Madame de Senneterre, désespérant de rien apprendre du baron, s’approcha de M. de Maillefort et lui dit :

— Eh bien ! marquis, saurai-je, à la fin ?…

— Dans cinq minutes, ma chère duchesse, vous allez tout apprendre, — répondit le bossu.

Et il alla dire quelques derniers mots à l’oreille du notaire.


LXVI.


Les assistans à la signature du contrat s’approchèrent de la table où étaient déposés les deux actes, et mademoiselle de Beaumesnil dit tout bas à Herminie avec un accent d’inquiétude :

— Hélas ! mon amie… ma sœur… voilà le moment décisif, tout va se découvrir ; que va penser, que va faire M. Olivier ? Je serais sous le coup de la révélation de je ne sais quelle faute commise par moi que je ne me sentirais pas plus inquiète…

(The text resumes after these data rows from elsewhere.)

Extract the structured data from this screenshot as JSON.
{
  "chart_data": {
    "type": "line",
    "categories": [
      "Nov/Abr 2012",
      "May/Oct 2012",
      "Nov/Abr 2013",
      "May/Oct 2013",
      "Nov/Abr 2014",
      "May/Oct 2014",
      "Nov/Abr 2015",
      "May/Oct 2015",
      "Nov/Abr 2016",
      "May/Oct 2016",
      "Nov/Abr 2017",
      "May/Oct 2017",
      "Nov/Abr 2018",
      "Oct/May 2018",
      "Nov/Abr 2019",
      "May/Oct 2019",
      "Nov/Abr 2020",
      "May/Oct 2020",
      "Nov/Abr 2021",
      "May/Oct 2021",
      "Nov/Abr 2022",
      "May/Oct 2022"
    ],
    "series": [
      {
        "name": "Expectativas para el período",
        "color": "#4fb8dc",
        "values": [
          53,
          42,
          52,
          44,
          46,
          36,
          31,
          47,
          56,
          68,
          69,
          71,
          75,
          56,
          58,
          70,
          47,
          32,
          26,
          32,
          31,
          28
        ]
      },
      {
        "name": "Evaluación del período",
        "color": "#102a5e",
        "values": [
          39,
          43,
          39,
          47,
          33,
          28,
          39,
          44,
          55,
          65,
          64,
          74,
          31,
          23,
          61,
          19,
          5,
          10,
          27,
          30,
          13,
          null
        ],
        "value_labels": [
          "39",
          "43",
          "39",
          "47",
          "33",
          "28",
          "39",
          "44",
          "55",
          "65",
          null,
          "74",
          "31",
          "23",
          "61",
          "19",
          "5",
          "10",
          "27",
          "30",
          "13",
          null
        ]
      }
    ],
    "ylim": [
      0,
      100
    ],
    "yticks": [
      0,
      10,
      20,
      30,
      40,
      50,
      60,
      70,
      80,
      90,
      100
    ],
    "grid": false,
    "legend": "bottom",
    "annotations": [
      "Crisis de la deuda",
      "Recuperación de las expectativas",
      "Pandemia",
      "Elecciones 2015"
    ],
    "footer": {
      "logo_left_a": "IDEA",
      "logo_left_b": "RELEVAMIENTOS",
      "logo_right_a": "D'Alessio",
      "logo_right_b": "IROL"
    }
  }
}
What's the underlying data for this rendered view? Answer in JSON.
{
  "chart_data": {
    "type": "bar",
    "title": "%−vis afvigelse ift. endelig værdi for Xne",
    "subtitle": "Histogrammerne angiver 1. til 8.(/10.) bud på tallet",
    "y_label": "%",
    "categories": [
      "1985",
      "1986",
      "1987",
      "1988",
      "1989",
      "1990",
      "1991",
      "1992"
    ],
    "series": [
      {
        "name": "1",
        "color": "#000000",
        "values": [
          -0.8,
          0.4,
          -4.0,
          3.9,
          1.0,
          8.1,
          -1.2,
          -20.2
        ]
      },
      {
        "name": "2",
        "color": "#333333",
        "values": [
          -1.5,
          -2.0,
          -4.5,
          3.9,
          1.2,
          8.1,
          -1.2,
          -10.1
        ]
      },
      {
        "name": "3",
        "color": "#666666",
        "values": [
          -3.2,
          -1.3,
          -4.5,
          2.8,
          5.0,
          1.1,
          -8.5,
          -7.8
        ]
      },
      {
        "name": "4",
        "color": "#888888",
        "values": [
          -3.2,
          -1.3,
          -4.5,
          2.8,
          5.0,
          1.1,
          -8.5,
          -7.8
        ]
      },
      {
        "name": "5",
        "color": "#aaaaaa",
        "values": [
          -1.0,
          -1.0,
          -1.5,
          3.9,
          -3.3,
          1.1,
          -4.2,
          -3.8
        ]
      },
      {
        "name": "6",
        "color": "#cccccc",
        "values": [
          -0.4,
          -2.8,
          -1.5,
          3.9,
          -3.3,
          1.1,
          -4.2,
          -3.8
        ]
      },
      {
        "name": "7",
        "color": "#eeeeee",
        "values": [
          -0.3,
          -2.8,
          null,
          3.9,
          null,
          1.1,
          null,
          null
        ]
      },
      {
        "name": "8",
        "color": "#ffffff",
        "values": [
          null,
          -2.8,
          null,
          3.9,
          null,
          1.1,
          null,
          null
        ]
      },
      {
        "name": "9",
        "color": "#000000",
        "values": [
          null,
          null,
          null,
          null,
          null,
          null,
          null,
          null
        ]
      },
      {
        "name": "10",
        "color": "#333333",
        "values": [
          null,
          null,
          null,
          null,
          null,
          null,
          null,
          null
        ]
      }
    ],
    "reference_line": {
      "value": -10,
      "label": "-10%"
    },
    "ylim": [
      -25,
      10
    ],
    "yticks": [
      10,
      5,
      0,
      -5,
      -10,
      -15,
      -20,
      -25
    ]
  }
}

— Courage… Ernestine, — répondit Herminie, — ayez toute confiance dans M. de Maillefort.

Si Ernestine éprouvait quelque crainte au sujet des scrupules d’Olivier, le bossu n’était pas plus rassuré au sujet de la susceptibilité d’Herminie qui, à cette heure, ignorait encore qu’elle était portée au contrat comme fille adoptive du marquis de Maillefort, prince-duc de Haut-Martel.

Ce fut donc avec un certain serrement de cœur que le bossu s’approcha de la jeune fille et lui dit :

— C’est à vous de signer, mon enfant.

Le notaire présenta la plume ; la jeune fille la prit, et, d’une main tremblante de bonheur et d’émotion, elle signa :

Herminie.

— Eh bien ! mon enfant, — lui dit M. de Maillefort, qui l’avait regardée écrire, et qui la vit sur le point de remettre la plume au notaire, — pourquoi vous arrêter ainsi ?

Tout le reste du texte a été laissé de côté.